We can see that the distributions of treatment and control are not the same. When country_Argentina = 1, it shows percentage of users in control is 23% (1-87.3%*88.3%), percentage of users in treatment is 77% (87.3%*88.3%). For Uruguay, control : treatment = 12.7% : 87.3%.

In [None]:
# We doule check the user proportion in Argentina and Uruguay
data_dummy.groupby('test')[['country_Argentina', 'country_Uruguay']].mean()
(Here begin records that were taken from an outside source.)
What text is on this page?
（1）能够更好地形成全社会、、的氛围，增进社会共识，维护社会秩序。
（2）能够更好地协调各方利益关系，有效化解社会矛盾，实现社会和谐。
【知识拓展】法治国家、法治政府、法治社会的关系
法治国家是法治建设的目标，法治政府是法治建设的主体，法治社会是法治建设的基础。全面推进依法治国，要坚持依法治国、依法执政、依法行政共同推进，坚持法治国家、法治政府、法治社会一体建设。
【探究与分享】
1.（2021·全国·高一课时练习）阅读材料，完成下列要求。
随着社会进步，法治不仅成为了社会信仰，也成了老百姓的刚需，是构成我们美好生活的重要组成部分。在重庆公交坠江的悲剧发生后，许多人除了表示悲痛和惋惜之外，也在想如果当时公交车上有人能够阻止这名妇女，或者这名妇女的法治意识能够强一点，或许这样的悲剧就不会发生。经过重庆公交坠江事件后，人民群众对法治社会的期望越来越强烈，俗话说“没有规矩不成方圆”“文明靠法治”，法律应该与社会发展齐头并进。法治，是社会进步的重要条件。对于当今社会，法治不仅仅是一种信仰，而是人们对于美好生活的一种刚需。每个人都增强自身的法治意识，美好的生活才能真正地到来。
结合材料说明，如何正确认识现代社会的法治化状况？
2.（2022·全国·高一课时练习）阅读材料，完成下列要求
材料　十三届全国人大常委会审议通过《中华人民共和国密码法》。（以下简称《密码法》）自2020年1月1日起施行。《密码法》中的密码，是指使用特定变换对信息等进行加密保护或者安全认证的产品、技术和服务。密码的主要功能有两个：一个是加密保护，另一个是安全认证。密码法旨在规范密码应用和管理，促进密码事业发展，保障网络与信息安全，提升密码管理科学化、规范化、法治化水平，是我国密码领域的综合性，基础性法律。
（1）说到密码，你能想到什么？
Unnamed: 0_level_0,country_Argentina,country_Uruguay
test,Unnamed: 1_level_1,Unnamed: 2_level_1
0,0.050488,0.002239
1,0.173223,0.017236


The decision tree is right. For Argentina, treatment : control = 17% : 5%, for Uruguay, treatment : control = 1.7% : 0.2%. This is the problem, which means the significant difference in conversion rate due to the difference of these two groups.

In [None]:
# Prove

# Use original dataset
original_data = stats.ttest_ind(data_dummy[mydata['test'] == 1]['conversion'],
                                data_dummy[mydata['test'] == 0]['conversion'],
                                equal_var = False)
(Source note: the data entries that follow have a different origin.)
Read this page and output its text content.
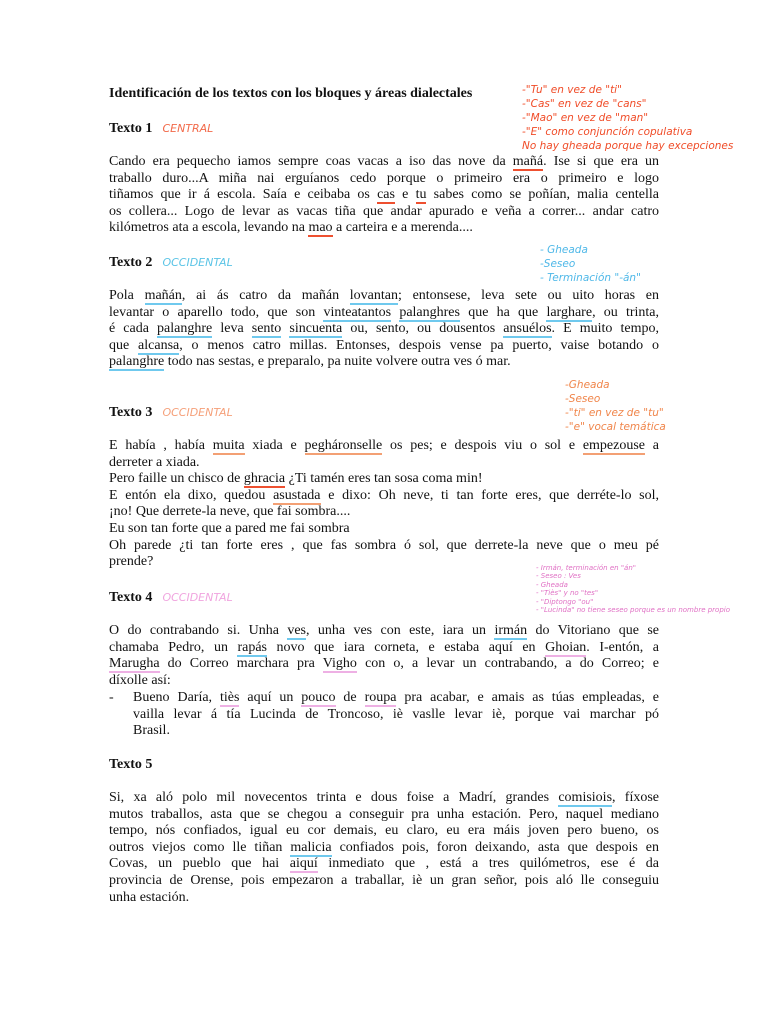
Identificación de los textos con los bloques y áreas dialectales
Texto 1 CENTRAL
Cando era pequecho iamos sempre coas vacas a iso das nove da mañá. Ise si que era un
traballo duro...A miña nai erguíanos cedo porque o primeiro era o primeiro e logo
tiñamos que ir á escola. Saía e ceibaba os cas e tu sabes como se poñían, malia centella
os collera... Logo de levar as vacas tiña que andar apurado e veña a correr... andar catro
kilómetros ata a escola, levando na mao a carteira e a merenda....
Texto 2 OCCIDENTAL
Pola mañán, ai ás catro da mañán lovantan; entonsese, leva sete ou uito horas en
levantar o aparello todo, que son vinteatantos palanghres que ha que larghare, ou trinta,
é cada palanghre leva sento sincuenta ou, sento, ou dousentos ansuélos. E muito tempo,
que alcansa, o menos catro millas. Entonses, despois vense pa puerto, vaise botando o
palanghre todo nas sestas, e preparalo, pa nuite volvere outra ves ó mar.
Texto 3 OCCIDENTAL
E había , había muita xiada e pegháronselle os pes; e despois viu o sol e empezouse a
derreter a xiada.
Pero faille un chisco de ghracia ¿Ti tamén eres tan sosa coma min!
E entón ela dixo, quedou asustada e dixo: Oh neve, ti tan forte eres, que derréte-lo sol,
¡no! Que derrete-la neve, que fai sombra....
Eu son tan forte que a pared me fai sombra
Oh parede ¿ti tan forte eres , que fas sombra ó sol, que derrete-la neve que o meu pé
prende?
Texto 4 OCCIDENTAL
O do contrabando si. Unha ves, unha ves con este, iara un irmán do Vitoriano que se
chamaba Pedro, un rapás novo que iara corneta, e estaba aquí en Ghoian. I-entón, a
Marugha do Correo marchara pra Vigho con o, a levar un contrabando, a do Correo; e
díxolle así:
- Bueno Daría, tiès aquí un pouco de roupa pra acabar, e amais as túas empleadas, e
vailla levar á tía Lucinda de Troncoso, iè vaslle levar iè, porque vai marchar pó
Brasil.
Texto 5
Si, xa aló polo mil novecentos trinta e dous foise a Madrí, grandes comisiois, fíxose
mutos traballos, asta que se chegou a conseguir pra unha estación. Pero, naquel mediano
tempo, nós confiados, igual eu cor demais, eu claro, eu era máis joven pero bueno, os
outros viejos como lle tiñan malicia confiados pois, foron deixando, asta que despois en
Covas, un pueblo que hai aiquí inmediato que , está a tres quilómetros, ese é da
provincia de Orense, pois empezaron a traballar, iè un gran señor, pois aló lle conseguiu
unha estación.
-"Tu" en vez de "ti"
-"Cas" en vez de "cans"
-"Mao" en vez de "man"
-"E" como conjunción copulativa
No hay gheada porque hay excepciones
- Gheada
-Seseo
- Terminación "-án"
-Gheada
-Seseo
-"ti" en vez de "tu"
-"e" vocal temática
- Irmán, terminación en "án"
- Seseo : Ves
- Gheada
- "Tiès" y no "tes"
- "Diptongo "ou"
- "Lucinda" no tiene seseo porque es un nombre propio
# Use dataset without Argentina and Uruguay
removed_data = stats.ttest_ind(data_dummy[(mydata['test'] == 1) &
                                          (data_dummy['country_Argentina'] == 0) &
                                          (data_dummy['country_Uruguay'] == 0)
                                         ]['conversion'],
                               data_dummy[(mydata['test'] == 0) &
                                          (data_dummy['country_Argentina'] == 0) &
                                          (data_dummy['country_Uruguay'] == 0)
                                         ]['conversion'],
                               equal_var = False)
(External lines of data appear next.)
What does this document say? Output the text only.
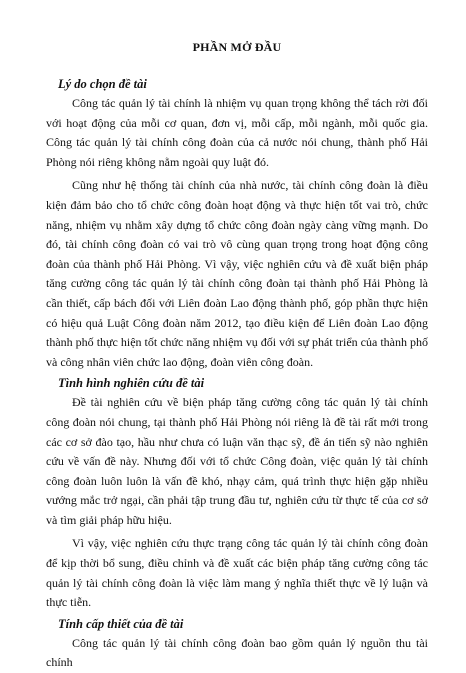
PHẦN MỞ ĐẦU
Lý do chọn đề tài

Công tác quản lý tài chính là nhiệm vụ quan trọng không thể tách rời đối với hoạt động của mỗi cơ quan, đơn vị, mỗi cấp, mỗi ngành, mỗi quốc gia. Công tác quản lý tài chính công đoàn của cả nước nói chung, thành phố Hải Phòng nói riêng không nằm ngoài quy luật đó.

Cũng như hệ thống tài chính của nhà nước, tài chính công đoàn là điều kiện đảm bảo cho tổ chức công đoàn hoạt động và thực hiện tốt vai trò, chức năng, nhiệm vụ nhằm xây dựng tổ chức công đoàn ngày càng vững mạnh. Do đó, tài chính công đoàn có vai trò vô cùng quan trọng trong hoạt động công đoàn của thành phố Hải Phòng. Vì vậy, việc nghiên cứu và đề xuất biện pháp tăng cường công tác quản lý tài chính công đoàn tại thành phố Hải Phòng là cần thiết, cấp bách đối với Liên đoàn Lao động thành phố, góp phần thực hiện có hiệu quả Luật Công đoàn năm 2012, tạo điều kiện để Liên đoàn Lao động thành phố thực hiện tốt chức năng nhiệm vụ đối với sự phát triển của thành phố và công nhân viên chức lao động, đoàn viên công đoàn.

Tình hình nghiên cứu đề tài

Đề tài nghiên cứu về biện pháp tăng cường công tác quản lý tài chính công đoàn nói chung, tại thành phố Hải Phòng nói riêng là đề tài rất mới trong các cơ sở đào tạo, hầu như chưa có luận văn thạc sỹ, đề án tiến sỹ nào nghiên cứu về vấn đề này. Nhưng đối với tổ chức Công đoàn, việc quản lý tài chính công đoàn luôn luôn là vấn đề khó, nhạy cảm, quá trình thực hiện gặp nhiều vướng mắc trở ngại, cần phải tập trung đầu tư, nghiên cứu từ thực tế của cơ sở và tìm giải pháp hữu hiệu.

Vì vậy, việc nghiên cứu thực trạng công tác quản lý tài chính công đoàn để kịp thời bổ sung, điều chỉnh và đề xuất các biện pháp tăng cường công tác quản lý tài chính công đoàn là việc làm mang ý nghĩa thiết thực về lý luận và thực tiễn.

Tính cấp thiết của đề tài

Công tác quản lý tài chính công đoàn bao gồm quản lý nguồn thu tài chính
print(pd.DataFrame({'data_type' : ['original', 'removed'],
                    'p_value' : [original_data.pvalue, removed_data.pvalue],
                    't_stat': [original_data.statistic, removed_data.statistic]}))

  data_type       p_value    t_stat
0  original  1.928918e-13 -7.353895
1   removed  7.200849e-01  0.358346


The difference is significant. After we removed these two countries, we got result that is not significant. Even though our target is to improve conversion rate, and this is not a big success, but at least we know that localized translation won't make conversion rate become worse.

## Project Suggestions
1. Talk to the enginner who is responsible for randomization, find out what's the problem, and fix it to run the test again.
2. If you find everthing is fine other than these two countries, you can adjust the weight of these two countries.